Online Program

Thursday, February 19
PS1 Poster Session 1 & Opening Mixer Thu, Feb 19, 5:30 PM - 7:00 PM
Napoleon AB

Simulating Confidential Epidemiological Data Sets (303043)

*Ragheed Fadhil Al-Dulaimi, Hunter College 
Levi Waldron, City University of New York 

Keywords: Simulation, R programming, secure data, epidemiological data

Epidemiological data sets containing personally identifiable information often must be stored in secure, tightly controlled environments to protect subject confidentiality.
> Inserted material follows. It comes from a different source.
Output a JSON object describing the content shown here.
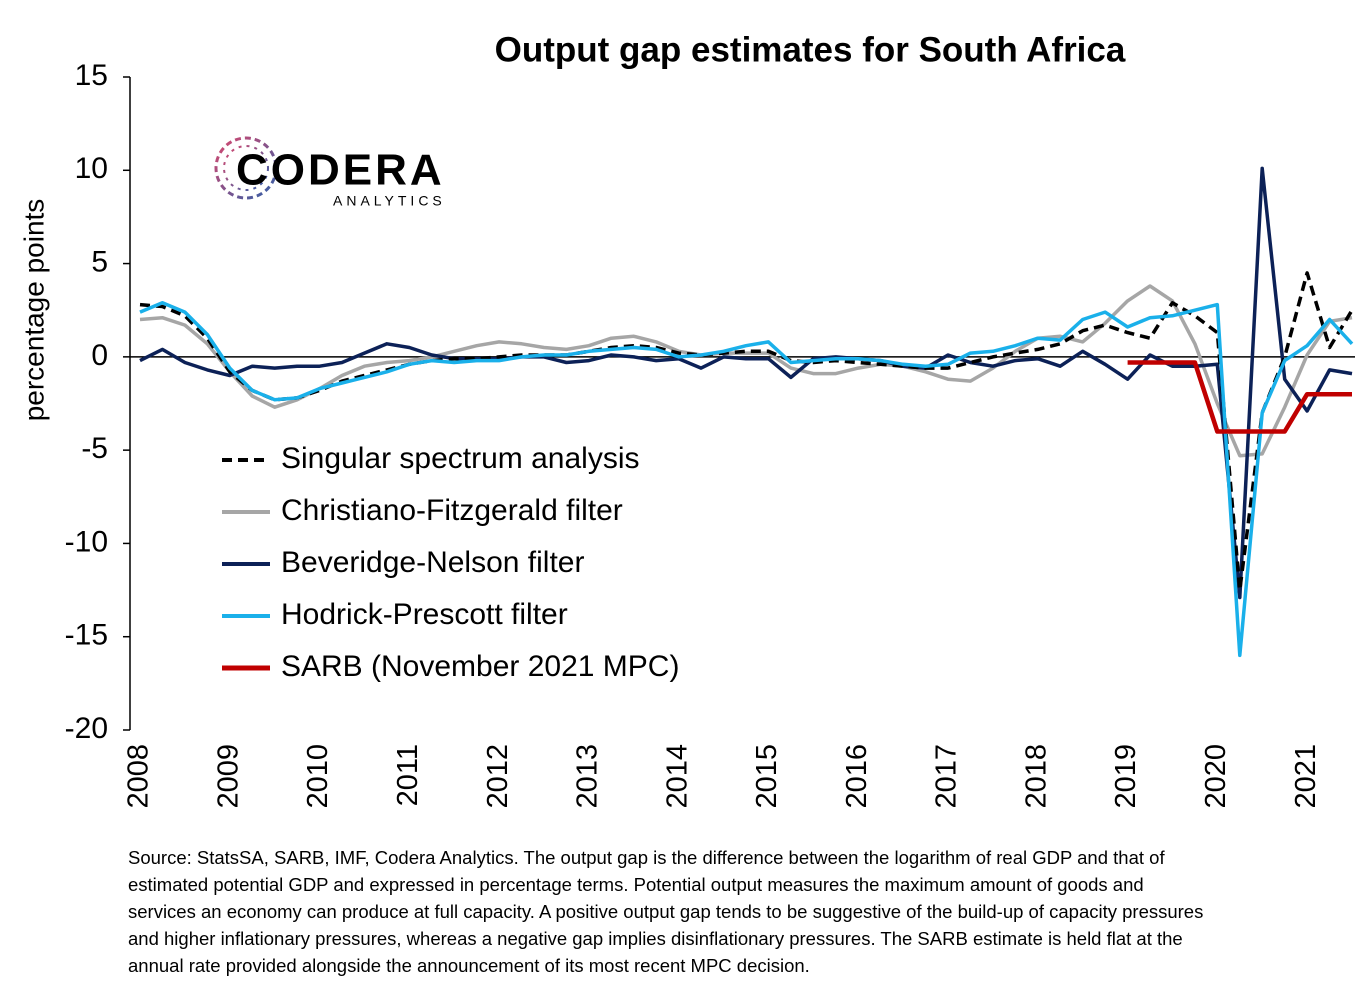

These data sets may be complex in structure and may not be fully available until final collection and cleaning, delaying code development and data analysis. Furthermore, collaboration across multiple research centers may make development of a detailed data analysis plan difficult, especially when data access is limited to one site. We present an R package,“episim,” and generate simulations of such complex data sets while mimicking their summary statistics and idiosyncrasies. The package generates categorical variables with matching prevalences, continuous variables with matching quantiles, missing data, transformed variables such as discretized versions of continuous variables, and categorical variables with re-aggregated bins. Using a simple Excel spreadsheet as input, it facilitates simulation of a wide range of study designs and variable types by users with minimal programming skills.